L'ampleur des feux de forêt canadiens, qui ont ravagé des millions d'hectares, a surpris par sa capacité à affecter des populations vivant à des milliers de kilomètres. Une étude internationale vient de mesurer cette portée, en mettant en lumière l'impact direct des particules fines contenues dans la fumée sur la santé publique, de l'Amérique du Nord jusqu'à l'Europe.
Une saison hors norme
Les incendies se sont multipliés au Canada entre mai et septembre 2023, dans un climat rendu plus propice par le réchauffement global. Près de 18 millions d'hectares ont été réduits en cendres, soit une surface supérieure à celle de l'Angleterre.
Ces brasiers massifs ont dégagé d'énormes panaches de fumée, obscurcissant le ciel et déclenchant des alertes sanitaires à répétition. Les autorités ont observé une dégradation immédiate de la qualité de l'air sur le continent nord-américain.
Mais la singularité de l'événement tient aussi à l'ampleur de la dispersion atmosphérique. Les masses de particules se sont propagées jusqu'en Europe, confirmant que les effets de tels incendies dépassent largement les frontières nationales.
Les impacts sanitaires révélés
Les chercheurs ont estimé que 354 millions de personnes ont respiré un air dont la teneur en particules fines dépassait le seuil recommandé par l'Organisation mondiale de la santé. Ces particules PM2,5 peuvent pénétrer profondément dans les poumons et rejoindre la circulation sanguine.
L'étude distingue les décès liés à une exposition aiguë, sur quelques jours de forte concentration, et ceux provoqués par une exposition chronique plus diffuse. Les premiers sont associés à des crises cardiaques ou à des détresses respiratoires immédiates. Ils se chiffrent à 5 400 aux Etats-Unis et au Canada.
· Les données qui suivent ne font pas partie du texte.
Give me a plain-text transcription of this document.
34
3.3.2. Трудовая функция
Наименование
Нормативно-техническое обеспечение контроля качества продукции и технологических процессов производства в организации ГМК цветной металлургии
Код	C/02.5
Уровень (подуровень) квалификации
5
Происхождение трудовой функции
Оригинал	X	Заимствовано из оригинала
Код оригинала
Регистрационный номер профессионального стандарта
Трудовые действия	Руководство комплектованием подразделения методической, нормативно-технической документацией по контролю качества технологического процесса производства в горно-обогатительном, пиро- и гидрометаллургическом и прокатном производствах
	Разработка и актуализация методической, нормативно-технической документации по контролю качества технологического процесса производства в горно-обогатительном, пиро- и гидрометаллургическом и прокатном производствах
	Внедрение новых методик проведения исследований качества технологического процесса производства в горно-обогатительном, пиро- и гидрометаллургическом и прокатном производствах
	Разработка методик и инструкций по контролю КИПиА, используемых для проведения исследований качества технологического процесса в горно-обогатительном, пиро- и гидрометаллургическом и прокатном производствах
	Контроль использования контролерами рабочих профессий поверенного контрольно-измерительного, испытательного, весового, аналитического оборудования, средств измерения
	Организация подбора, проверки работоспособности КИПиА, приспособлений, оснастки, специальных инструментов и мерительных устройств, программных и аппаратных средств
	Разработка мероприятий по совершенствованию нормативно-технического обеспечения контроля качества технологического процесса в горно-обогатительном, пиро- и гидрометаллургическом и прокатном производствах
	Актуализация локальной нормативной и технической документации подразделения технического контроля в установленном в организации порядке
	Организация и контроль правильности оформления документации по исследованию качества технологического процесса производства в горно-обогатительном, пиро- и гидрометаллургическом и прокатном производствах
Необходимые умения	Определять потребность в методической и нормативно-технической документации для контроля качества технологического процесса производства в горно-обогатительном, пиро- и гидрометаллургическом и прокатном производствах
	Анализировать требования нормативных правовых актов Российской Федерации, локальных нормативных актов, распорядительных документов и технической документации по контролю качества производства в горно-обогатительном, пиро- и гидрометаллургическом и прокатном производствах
Les seconds sont plus nombreux, puisqu'ils concernent des pathologies cardiovasculaires ou pulmonaires aggravées par des mois d'air pollué. Le bilan est évalué à près de 70 000 morts prématurés pour l'ensemble de l'Amérique du Nord et de l'Europe.
Une modélisation inédite
Pour obtenir ces résultats, les scientifiques ont combiné des observations satellites, des modèles de transport chimique et des techniques d'apprentissage automatique. Ils ont ensuite croisé ces données avec des modèles épidémiologiques établissant les liens entre pollution et mortalité.
L'exercice comportait des incertitudes, notamment en raison de l'absence de précédents comparables. Les chercheurs ont donc dû s'appuyer sur des bases de données élargies concernant l'exposition aux particules fines.
Malgré ces limites, l'étude publiée dans
Nature fournit une première quantification de l'impact sanitaire intercontinental des feux de forêt. Elle met en lumière une dimension jusqu'alors sous-évaluée de ces catastrophes.